The International Finance Corporation (IFC) and Goldman Sachs have announced a new partnership with African banks, including Nigeria’s Zenith Bank and Stanbic IBTC Nigeria to support the Goldman Sachs 10,000 Women initiative, a joint programme launched in 2008 to provide access to capital and training for women entrepreneurs globally.

The two Nigerian banks are part of nine financial institutions from across Africa which have agreed to join the 10,000 Women initiative committing to leverage the business education and skills tools the programme provides to create more opportunities for women entrepreneurs across the continent by providing access to business education.

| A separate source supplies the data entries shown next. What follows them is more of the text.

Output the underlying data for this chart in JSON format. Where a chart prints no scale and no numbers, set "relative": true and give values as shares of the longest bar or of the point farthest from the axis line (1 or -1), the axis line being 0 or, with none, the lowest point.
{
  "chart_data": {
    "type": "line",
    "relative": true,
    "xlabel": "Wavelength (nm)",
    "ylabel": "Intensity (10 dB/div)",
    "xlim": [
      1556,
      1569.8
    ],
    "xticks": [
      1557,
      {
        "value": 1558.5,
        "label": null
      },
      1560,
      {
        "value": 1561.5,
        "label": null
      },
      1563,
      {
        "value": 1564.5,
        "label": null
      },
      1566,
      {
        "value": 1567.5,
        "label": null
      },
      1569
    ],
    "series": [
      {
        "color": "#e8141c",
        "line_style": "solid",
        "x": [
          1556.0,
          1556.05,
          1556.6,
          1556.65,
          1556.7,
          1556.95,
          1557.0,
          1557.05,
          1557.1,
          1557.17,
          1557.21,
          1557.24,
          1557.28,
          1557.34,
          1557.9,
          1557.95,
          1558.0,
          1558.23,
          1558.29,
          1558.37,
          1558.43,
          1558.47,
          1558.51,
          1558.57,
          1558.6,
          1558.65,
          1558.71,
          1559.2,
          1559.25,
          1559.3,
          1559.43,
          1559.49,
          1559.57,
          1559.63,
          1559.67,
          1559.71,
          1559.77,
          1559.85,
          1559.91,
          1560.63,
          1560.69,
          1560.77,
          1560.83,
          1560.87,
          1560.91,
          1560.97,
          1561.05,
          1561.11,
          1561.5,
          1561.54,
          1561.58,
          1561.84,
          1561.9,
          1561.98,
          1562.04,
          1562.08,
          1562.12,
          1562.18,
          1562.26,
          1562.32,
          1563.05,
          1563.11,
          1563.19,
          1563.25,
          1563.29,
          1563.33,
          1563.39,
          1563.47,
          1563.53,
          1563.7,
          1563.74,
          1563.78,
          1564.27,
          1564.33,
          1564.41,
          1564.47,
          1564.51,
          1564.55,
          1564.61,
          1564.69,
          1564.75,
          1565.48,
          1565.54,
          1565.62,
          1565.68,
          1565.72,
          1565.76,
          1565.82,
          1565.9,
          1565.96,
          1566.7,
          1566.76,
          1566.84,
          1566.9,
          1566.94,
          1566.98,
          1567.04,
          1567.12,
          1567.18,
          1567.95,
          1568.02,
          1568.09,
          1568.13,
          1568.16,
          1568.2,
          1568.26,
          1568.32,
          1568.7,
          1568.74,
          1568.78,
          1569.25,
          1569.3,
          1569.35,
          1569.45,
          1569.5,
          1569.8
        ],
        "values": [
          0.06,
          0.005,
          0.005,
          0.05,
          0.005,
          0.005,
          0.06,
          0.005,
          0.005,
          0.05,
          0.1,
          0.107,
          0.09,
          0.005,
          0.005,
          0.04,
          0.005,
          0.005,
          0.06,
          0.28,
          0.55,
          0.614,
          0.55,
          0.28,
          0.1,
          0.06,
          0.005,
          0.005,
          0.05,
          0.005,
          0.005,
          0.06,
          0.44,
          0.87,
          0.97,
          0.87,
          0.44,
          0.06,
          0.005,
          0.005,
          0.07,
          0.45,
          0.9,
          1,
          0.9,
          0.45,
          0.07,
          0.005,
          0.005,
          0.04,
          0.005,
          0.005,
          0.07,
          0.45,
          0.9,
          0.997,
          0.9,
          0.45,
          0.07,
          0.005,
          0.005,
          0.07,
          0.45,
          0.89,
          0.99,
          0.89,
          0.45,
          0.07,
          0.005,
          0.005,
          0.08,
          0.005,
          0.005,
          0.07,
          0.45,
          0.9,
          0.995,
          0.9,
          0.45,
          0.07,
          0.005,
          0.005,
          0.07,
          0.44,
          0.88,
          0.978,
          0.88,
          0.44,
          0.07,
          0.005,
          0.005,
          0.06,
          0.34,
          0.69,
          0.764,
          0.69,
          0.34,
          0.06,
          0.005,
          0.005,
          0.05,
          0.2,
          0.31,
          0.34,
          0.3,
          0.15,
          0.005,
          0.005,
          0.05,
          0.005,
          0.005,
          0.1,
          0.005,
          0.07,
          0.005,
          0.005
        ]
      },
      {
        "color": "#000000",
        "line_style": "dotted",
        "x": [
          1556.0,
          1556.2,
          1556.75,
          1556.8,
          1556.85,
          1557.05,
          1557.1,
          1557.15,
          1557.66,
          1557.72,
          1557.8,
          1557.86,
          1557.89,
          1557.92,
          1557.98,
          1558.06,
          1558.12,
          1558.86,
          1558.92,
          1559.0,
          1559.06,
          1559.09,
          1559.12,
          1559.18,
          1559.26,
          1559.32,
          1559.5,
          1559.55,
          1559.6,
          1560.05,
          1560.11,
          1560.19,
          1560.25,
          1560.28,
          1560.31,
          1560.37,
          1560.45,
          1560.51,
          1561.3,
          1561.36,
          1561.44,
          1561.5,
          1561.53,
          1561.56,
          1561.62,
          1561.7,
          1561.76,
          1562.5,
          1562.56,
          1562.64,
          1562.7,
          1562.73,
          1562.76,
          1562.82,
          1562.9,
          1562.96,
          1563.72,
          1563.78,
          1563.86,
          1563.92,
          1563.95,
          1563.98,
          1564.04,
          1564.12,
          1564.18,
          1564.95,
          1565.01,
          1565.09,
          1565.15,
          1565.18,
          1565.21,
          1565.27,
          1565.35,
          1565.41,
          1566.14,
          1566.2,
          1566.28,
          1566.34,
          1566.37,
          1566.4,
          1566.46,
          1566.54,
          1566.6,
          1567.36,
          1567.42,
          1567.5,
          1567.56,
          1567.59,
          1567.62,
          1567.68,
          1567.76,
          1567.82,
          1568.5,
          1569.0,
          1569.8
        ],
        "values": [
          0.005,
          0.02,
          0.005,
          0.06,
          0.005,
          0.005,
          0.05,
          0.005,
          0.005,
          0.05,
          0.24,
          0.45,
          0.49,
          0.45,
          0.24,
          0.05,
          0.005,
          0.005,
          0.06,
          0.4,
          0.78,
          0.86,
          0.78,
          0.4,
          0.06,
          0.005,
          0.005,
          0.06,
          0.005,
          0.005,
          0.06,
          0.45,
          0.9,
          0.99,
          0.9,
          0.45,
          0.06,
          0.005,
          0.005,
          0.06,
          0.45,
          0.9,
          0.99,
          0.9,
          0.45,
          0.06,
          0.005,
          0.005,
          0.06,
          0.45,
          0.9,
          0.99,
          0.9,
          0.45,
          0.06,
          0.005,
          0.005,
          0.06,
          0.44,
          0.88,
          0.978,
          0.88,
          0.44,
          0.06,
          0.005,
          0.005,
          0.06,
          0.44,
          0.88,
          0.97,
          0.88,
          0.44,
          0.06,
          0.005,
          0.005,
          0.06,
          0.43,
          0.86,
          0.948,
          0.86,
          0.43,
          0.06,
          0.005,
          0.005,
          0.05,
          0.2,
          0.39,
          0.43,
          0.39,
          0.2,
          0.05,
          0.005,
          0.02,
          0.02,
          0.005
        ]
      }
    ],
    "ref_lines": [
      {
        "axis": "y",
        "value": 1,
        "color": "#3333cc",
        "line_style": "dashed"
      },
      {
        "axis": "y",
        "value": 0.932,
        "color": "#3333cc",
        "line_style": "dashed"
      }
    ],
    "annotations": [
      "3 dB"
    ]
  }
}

Others banks include Stanbic Bank Kenya, Ecobank Kenya, Ecobank Cote d’Ivoire, Equity Bank Group, Banco Millenium Atlantico – Angola, Baobab Group, and Orange Bank.

Speaking on this, Ms Charlotte Keenan, Managing Director at Goldman Sachs said – “10,000 Women has had a powerful impact to date, but we know that there are more women to reach and more potential to be realized.

“We are delighted to partner with IFC to supercharge the growth of women-owned businesses across Africa, and mainstream lending to female business leaders. We remain committed to supporting entrepreneurs with the access to education and capital that they need to scale.”

Since 2008, the 10,000 Women initiative has provided access to capital and business training to more than 200,000 women in 150 countries.

“This expanded initiative marks a significant step forward in creating equitable economic opportunities for women in Africa, enabling them to build stronger, more resilient businesses and to realize their entrepreneurial goals,” said Ms Nathalie Kouassi Akon, IFC’s Global Director for Gender and Economic Inclusion.

Goldman Sachs’ 10,000 Women initiative complements the Women Entrepreneurs Opportunity Facility (WEOF), launched in 2014 by Goldman Sachs and IFC as the first-of-its-kind global facility dedicated to expanding access to capital for women entrepreneurs in emerging markets.